Mam aplikację do trzymania i dzielenia się plikami. Użytkownicy mogą tworzyć grupy. Użytkownicy mogą też przyznawać dostęp innym użytkownikom do swoich plików. Zależnie od tego, czy plik jest prywatny, czy należy do grupy, zasady dostępu są inne. Tak to wygląda:
public class File
{
public int Id { get; set; }
public string Name { get; set; }
public string Description { get; set; }
public int Size { get; set; }
public string OwnerId { get; set; } // jeśli plik prywatny
public int DirectoryId { get; set; }
public int?

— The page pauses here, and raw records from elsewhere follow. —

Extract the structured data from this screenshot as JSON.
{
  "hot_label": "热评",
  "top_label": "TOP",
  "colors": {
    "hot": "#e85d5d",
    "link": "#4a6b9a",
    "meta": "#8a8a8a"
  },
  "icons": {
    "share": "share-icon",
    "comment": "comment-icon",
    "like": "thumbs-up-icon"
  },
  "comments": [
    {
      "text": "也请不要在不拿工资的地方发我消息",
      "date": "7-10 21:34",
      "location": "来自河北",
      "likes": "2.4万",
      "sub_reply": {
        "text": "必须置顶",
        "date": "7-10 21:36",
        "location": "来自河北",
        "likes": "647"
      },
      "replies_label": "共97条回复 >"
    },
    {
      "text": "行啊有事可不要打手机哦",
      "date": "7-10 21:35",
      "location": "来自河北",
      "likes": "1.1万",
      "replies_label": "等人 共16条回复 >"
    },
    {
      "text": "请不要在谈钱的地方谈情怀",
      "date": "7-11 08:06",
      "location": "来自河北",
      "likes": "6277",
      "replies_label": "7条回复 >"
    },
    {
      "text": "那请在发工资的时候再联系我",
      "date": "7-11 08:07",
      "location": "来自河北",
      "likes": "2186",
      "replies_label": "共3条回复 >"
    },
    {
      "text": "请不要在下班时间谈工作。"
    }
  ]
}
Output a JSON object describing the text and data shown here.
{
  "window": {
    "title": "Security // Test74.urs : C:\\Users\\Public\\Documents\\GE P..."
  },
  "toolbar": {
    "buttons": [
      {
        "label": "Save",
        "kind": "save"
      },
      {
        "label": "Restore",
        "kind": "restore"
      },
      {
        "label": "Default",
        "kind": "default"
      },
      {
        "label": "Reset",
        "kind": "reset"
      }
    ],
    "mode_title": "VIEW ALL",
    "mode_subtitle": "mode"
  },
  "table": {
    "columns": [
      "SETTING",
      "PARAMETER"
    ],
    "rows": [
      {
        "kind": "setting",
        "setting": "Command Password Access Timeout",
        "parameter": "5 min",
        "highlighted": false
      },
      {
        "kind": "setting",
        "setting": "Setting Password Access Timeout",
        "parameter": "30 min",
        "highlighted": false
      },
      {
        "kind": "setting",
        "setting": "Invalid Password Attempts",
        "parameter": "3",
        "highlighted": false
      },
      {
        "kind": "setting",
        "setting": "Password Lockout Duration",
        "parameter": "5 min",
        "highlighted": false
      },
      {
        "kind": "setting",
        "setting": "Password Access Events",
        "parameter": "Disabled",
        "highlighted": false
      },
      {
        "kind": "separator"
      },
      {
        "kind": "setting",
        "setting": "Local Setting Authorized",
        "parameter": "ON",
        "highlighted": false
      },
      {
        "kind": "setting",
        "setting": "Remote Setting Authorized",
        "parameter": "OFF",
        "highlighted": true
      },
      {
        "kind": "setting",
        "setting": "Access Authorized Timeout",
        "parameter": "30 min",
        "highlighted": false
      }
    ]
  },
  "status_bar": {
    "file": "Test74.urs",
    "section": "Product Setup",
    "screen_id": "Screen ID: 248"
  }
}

GroupId { get; set; }
public DateTime CreatedAt { get; set; }
public DateTime? LastUpdatedAt { get; set; }
public User Owner { get; set; }
public Directory Directory { get; set; }
public Group Group { get; set; }
public ICollection<Access> Accesses { get; set; }
// jakieś metody odpytujące stan obiektu
}
Model jest anemiczny, jak widać. Mimo to chciałbym mieć w tej klasie File
jakieś metody typu HasUserAccess(string userId)
, aby nie wypychać sztucznie całej logiki do warstwy wyżej. Problem w tym, że jeśli tak ma być, to muszę pobierać nadmiarowe dane (np. plik prywatny nie potrzebuje danych o grupie, w której istnieje, i o jej członkach). Rozwiązaniem jest lazy loading
, ale on jest teraz chyba niezalecany w świecie EF Core ze względu na problemy, które powoduje. Pytanie: czy encja File
powinna być rozbita na UserFile
i GroupFile
z własnymi tabelami i klasami do zapisu i odczytu?